En un arrebato de euforia, el profesor colocó su mano derecha en los barrotes que conformaban la pequeña puerta de la jaula y de un sencillo movimiento, la abrió.
—¡Veamos qué podéis hacer con ellos!
En aquel mismo instante, los duendecillos salieron disparados como cohetes en todas direcciones. Los alumnos, asustados, se levantaron de sus asientos, dispuestos a recoger sus pertenencias para abandonar cuanto antes el lugar mientras aquellos seres cogían los tinteros y rociaban de tinta la clase, hacían trizas los libros y los folios, rasgaban los carteles de las paredes, le daban vuelta a la papelera y cogían bolsas y libros y los arrojaban por las ventanas rotas, así como a los alumnos.
Un par de duendecillos tomaron por las orejas a Neville y lo alzaron en el aire, para después colgarlo de la lámpara sujeta en el techo mientras el muchacho gritaba con temor.
Mientras los tres Gryffindors y la Hufflepuff se escondían bajo los pupitres, otro de los duendecillos tomó uno de los rizos de Hermione, estirándolo con fuerza.
—¡No te muevas! —le ordenó Harry mientras ella gritaba, y tomando un pesado libro entre sus manos, se deshizo de aquel ser azulado golpeándolo con la solapa.
A sus espaldas, Lockhart sujetaba su varita con firmeza, deslizándola por el aire.
—¡Peskipiksi pesternomi! —exclamó con nitidez, pero antes de que el hechizo pudiera surgir de ésta, la varita le fue arrebatada por uno de los duendecillos, el cual acabó arrojándola por la ventana.

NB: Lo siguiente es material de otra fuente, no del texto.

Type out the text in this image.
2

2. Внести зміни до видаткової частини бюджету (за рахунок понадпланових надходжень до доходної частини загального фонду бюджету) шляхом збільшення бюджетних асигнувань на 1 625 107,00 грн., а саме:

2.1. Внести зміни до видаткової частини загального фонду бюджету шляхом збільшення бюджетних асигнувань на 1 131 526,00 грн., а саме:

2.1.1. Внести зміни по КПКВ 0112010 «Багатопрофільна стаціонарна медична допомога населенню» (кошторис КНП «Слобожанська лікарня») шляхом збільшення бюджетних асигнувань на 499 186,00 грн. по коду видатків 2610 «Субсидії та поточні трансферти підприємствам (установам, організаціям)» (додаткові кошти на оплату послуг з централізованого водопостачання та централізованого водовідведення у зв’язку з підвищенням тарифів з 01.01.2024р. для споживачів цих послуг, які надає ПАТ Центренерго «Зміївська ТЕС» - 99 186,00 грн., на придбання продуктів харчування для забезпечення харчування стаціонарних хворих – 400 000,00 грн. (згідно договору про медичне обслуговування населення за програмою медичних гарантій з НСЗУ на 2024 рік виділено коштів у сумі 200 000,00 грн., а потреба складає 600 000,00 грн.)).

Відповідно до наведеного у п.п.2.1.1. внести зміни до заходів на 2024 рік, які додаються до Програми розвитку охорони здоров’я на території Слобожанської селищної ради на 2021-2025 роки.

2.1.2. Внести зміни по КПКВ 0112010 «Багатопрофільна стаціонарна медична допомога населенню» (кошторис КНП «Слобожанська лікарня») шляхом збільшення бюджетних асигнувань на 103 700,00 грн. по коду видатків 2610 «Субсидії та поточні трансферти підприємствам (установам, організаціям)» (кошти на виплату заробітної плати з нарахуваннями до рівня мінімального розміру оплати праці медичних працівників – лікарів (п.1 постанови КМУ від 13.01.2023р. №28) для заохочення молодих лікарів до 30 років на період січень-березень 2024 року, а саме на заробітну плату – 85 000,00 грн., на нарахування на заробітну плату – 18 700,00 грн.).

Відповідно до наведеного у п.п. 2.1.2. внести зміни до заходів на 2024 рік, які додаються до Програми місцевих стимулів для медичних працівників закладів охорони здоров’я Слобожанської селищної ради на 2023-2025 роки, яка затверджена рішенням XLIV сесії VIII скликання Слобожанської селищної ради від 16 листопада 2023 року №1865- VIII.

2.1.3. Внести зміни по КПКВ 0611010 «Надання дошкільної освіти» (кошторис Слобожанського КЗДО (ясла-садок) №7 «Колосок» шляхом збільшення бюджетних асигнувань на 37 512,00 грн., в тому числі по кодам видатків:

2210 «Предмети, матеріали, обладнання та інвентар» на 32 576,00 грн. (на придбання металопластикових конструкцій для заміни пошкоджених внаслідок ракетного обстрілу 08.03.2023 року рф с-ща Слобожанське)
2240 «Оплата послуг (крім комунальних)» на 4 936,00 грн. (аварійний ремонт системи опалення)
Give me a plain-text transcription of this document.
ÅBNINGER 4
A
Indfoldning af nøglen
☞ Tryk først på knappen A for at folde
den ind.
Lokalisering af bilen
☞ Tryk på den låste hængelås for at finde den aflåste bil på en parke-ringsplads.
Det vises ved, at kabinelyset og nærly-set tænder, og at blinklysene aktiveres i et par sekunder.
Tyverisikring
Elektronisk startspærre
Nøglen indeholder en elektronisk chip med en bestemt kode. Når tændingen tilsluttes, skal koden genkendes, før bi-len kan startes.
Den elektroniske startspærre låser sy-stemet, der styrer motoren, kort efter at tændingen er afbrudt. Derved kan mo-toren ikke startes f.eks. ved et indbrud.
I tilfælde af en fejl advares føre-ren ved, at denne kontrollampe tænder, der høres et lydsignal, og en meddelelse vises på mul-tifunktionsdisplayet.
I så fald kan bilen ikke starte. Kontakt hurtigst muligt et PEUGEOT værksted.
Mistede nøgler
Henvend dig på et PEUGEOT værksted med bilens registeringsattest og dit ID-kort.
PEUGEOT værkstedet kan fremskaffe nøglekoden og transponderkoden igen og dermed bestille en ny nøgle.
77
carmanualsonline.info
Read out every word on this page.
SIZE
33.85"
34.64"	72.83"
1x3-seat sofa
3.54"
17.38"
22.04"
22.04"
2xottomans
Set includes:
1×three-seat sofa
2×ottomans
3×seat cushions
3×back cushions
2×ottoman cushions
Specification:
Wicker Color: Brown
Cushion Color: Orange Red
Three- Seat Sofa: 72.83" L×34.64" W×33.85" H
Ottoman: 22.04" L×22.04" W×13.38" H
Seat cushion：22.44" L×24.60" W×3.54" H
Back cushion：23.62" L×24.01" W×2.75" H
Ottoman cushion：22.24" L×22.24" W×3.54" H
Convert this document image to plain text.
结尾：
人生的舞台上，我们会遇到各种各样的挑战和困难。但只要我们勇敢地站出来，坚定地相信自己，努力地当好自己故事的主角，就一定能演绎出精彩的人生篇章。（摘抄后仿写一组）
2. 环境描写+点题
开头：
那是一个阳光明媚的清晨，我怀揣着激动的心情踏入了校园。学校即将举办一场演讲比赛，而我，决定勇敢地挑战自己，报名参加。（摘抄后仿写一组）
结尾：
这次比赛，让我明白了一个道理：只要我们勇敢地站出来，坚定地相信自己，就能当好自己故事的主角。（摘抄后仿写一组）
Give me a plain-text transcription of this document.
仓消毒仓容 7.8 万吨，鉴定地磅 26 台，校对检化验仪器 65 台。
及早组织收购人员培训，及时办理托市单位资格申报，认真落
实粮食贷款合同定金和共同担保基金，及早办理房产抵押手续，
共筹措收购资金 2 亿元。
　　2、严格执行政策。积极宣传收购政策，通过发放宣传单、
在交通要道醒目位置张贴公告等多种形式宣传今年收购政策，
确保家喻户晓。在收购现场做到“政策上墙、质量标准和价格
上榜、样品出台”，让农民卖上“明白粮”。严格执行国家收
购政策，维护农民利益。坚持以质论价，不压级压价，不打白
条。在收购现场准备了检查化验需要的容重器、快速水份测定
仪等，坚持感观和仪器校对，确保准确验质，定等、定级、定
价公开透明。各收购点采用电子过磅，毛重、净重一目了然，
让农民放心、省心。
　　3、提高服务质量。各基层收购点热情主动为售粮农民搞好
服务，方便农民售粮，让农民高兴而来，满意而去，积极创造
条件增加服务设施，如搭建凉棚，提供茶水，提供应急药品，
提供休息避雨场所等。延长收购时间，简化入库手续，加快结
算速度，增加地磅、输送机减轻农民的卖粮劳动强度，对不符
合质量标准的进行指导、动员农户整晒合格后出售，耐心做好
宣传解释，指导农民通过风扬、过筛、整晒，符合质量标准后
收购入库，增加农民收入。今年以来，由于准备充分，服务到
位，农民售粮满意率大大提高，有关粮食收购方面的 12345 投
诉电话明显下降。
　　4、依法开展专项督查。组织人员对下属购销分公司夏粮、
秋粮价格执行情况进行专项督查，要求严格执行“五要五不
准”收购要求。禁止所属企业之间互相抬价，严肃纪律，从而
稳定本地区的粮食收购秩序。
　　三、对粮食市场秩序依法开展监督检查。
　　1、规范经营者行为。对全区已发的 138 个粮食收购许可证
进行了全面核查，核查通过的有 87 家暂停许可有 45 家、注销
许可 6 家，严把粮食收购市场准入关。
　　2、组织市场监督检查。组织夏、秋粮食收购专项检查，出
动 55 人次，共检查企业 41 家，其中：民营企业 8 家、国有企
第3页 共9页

Otro par de seres azulados tomaron por la túnica a Susan, y pese a los intentos de esta por deshacerse del agarre, su figura fue elevada en el aire.
Lockhart, ante el caos de la situación, sonrió con nerviosismo ante los Gryffindors que todavía restaban a salvo sobre el suelo de la sala.
—Bueno, ¡vosotros tres meteréis en la jaula a los que quedan! —exclamó él, y seguidamente echó a correr escaleras arriba, encerrándose en el despacho ante las muecas de extrañeza de los tres muchachos.
—¡¿Qué hacemos ahora?! —se lamentó Ron contemplando a la Hufflepuff suspendida en el aire, mientras Harry y Hermione batallaban contra los duendecillos, azotándoles con los libros.
Decidida, la castaña tiró los volúmenes que sujetaba al suelo y, haciéndose con su varita, apuntó con fijación el techo de la sala.
—¡Immobulus!
Una poderosa centella celeste salió disparada de la punta de la varita, esparciéndose en el aire en cuestión de segundos: los duendecillos quedaron entonces petrificados, sin poder mover un solo músculo de sus pequeños cuerpos.
Ron, que se encontraba situado bajo la figura de Susan, extendió con rapidez sus brazos al percatarse que ésta se precipitaba hacia el suelo en aquel mismo instante: todo el peso de la muchacha recayó entonces sobre sus extremidades, y el pelirrojo supo mantenerse enderezado pese a la dificultad. Cuando la Hufflepuff se atrevió a volver a abrir los ojos, ambos se observaron con curiosidad, y sus mejillas tomaron un tono aún más anaranjado.
Harry y Hermione, habiendo contemplado la escena, clavaron sus ojos curiosos sobre la figura de Neville, que se mantenía aún sujeto a la gran lámpara anclada en el techo con una mueca de resignación en su rostro.
—¿Por qué siempre me pasa todo a mí?